Another week down; another set of hours. I was expecting the time I spent on class to scale back some this week, but that obviously didn’t happen. I still managed to be more productive on other fronts, but that largely came at the expense of sleep.

Things were slow in Intl Biz Strat this week. We covered global supply chain strategy, mainly focusing on two dimensions: where should you locate your supply sources and what should the level of ownership be (arm’s-length contract versus ownership). My team settled on a topic for our class project, so I started doing a bit of research on that. I didn’t put too much time into it though because I didn’t want to dive too deep (spending a lot of time on it) until I know what part of the paper I’ll be responsible for. That way I know I’m getting the best “bang for the buck” on the research time I put in.

The Marketing Strategy workload continues to be driven primarily by the MarkStrat simulation. This last week, we had to determine our decisions for the next round of the simulation and write up a marketing plan to describe our overall strategy in the simulation. Both are due tonight at 11:30. It seems like MarkStrat is going to be a big part of my quarter and probably a more memorable part of grad school overall. When I mentioned it on Twitter last weekend,  a lot of alums chimed in with their MarkStrat experiences.
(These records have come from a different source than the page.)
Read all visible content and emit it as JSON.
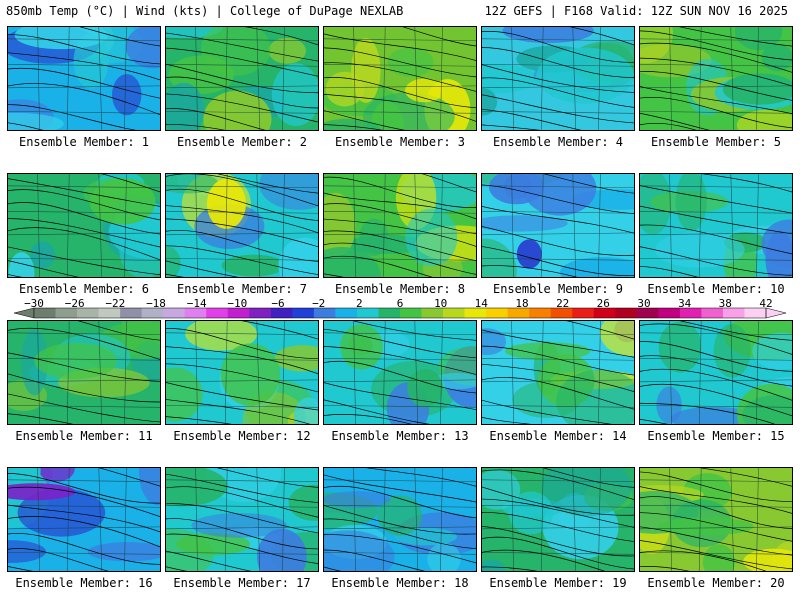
{
  "header": {
    "left": "850mb Temp (°C) | Wind (kts) | College of DuPage NEXLAB",
    "right": "12Z GEFS | F168 Valid: 12Z SUN NOV 16 2025"
  },
  "panels": [
    {
      "label": "Ensemble Member: 1",
      "theme": [
        "#1ab0e8",
        "#34d0e8",
        "#3c7ee0",
        "#2a3ed0",
        "#26c8d4"
      ]
    },
    {
      "label": "Ensemble Member: 2",
      "theme": [
        "#26b46a",
        "#44c444",
        "#1aa8a0",
        "#88c830",
        "#20c8d0"
      ]
    },
    {
      "label": "Ensemble Member: 3",
      "theme": [
        "#72c430",
        "#44c444",
        "#b8d820",
        "#e8e808",
        "#26b46a"
      ]
    },
    {
      "label": "Ensemble Member: 4",
      "theme": [
        "#34c8e0",
        "#20c8d0",
        "#3c7ee0",
        "#26b46a",
        "#1aa8a0"
      ]
    },
    {
      "label": "Ensemble Member: 5",
      "theme": [
        "#44c444",
        "#26b46a",
        "#88c830",
        "#b8d820",
        "#20c8d0"
      ]
    },
    {
      "label": "Ensemble Member: 6",
      "theme": [
        "#26b46a",
        "#20c8d0",
        "#44c444",
        "#1aa8a0",
        "#34d0e8"
      ]
    },
    {
      "label": "Ensemble Member: 7",
      "theme": [
        "#20c8d0",
        "#26b46a",
        "#34d0e8",
        "#3c7ee0",
        "#e8e808"
      ]
    },
    {
      "label": "Ensemble Member: 8",
      "theme": [
        "#44c444",
        "#26b46a",
        "#88c830",
        "#e8e808",
        "#20c8d0"
      ]
    },
    {
      "label": "Ensemble Member: 9",
      "theme": [
        "#34d0e8",
        "#3c7ee0",
        "#2a3ed0",
        "#1ab0e8",
        "#26b46a"
      ]
    },
    {
      "label": "Ensemble Member: 10",
      "theme": [
        "#20c8d0",
        "#26b46a",
        "#34d0e8",
        "#3c7ee0",
        "#44c444"
      ]
    },
    {
      "label": "Ensemble Member: 11",
      "theme": [
        "#26b46a",
        "#44c444",
        "#20c8d0",
        "#1aa8a0",
        "#88c830"
      ]
    },
    {
      "label": "Ensemble Member: 12",
      "theme": [
        "#20c8d0",
        "#44c444",
        "#88c830",
        "#e8e808",
        "#34d0e8"
      ]
    },
    {
      "label": "Ensemble Member: 13",
      "theme": [
        "#20c8d0",
        "#26b46a",
        "#34d0e8",
        "#3c7ee0",
        "#44c444"
      ]
    },
    {
      "label": "Ensemble Member: 14",
      "theme": [
        "#34d0e8",
        "#26b46a",
        "#3c7ee0",
        "#e8e808",
        "#44c444"
      ]
    },
    {
      "label": "Ensemble Member: 15",
      "theme": [
        "#20c8d0",
        "#26b46a",
        "#3c7ee0",
        "#34d0e8",
        "#44c444"
      ]
    },
    {
      "label": "Ensemble Member: 16",
      "theme": [
        "#1ab0e8",
        "#3c7ee0",
        "#2a3ed0",
        "#20c8d0",
        "#7a22c8"
      ]
    },
    {
      "label": "Ensemble Member: 17",
      "theme": [
        "#20c8d0",
        "#26b46a",
        "#34d0e8",
        "#44c444",
        "#3c7ee0"
      ]
    },
    {
      "label": "Ensemble Member: 18",
      "theme": [
        "#1ab0e8",
        "#3c7ee0",
        "#20c8d0",
        "#26b46a",
        "#34d0e8"
      ]
    },
    {
      "label": "Ensemble Member: 19",
      "theme": [
        "#26b46a",
        "#20c8d0",
        "#44c444",
        "#1aa8a0",
        "#34d0e8"
      ]
    },
    {
      "label": "Ensemble Member: 20",
      "theme": [
        "#88c830",
        "#44c444",
        "#b8d820",
        "#e8e808",
        "#26b46a"
      ]
    }
  ],
  "colorbar": {
    "ticks": [
      "-30",
      "-26",
      "-22",
      "-18",
      "-14",
      "-10",
      "-6",
      "-2",
      "2",
      "6",
      "10",
      "14",
      "18",
      "22",
      "26",
      "30",
      "34",
      "38",
      "42"
    ],
    "colors": [
      "#6e7e6e",
      "#8e9e8e",
      "#a8b4a8",
      "#c0c8c0",
      "#9090a8",
      "#b0b0c8",
      "#c8a8e0",
      "#e080f0",
      "#e040e8",
      "#c020d0",
      "#8020c0",
      "#4020c0",
      "#2040d8",
      "#3c7ee0",
      "#1ab0e8",
      "#20c8d0",
      "#26b46a",
      "#44c444",
      "#88c830",
      "#b8d820",
      "#e8e808",
      "#f8d000",
      "#f8a800",
      "#f88000",
      "#f05000",
      "#e82018",
      "#d00018",
      "#b00020",
      "#a00050",
      "#c00080",
      "#e020b0",
      "#f060d0",
      "#f8a0e8",
      "#fbd0f2"
    ]
  }
}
In Human Resources Management we covered the “Bang for the Buck” principle, which is based on marginal productivity (that’s where the differentials came in), for determining who to hire, signaling,  and when it makes sense to raid another firm for talent. I may have said this already, but this class has been the biggest surprise of the past 2 years. I was completely expecting it to go one way, and it has since gone in the exact opposite direction. The HW, which is made up of problem sets and cases, continues to be pretty straightforward, but the cases are still time consuming. Unlike most of my past classes, we have to turn in written responses to the discussion questions for all of the assigned cases. The case questions go toward our participation grade, so they aren’t really graded, but it still provides enough incentive to do the cases every week because participation is a sizable portion of the overall course grade.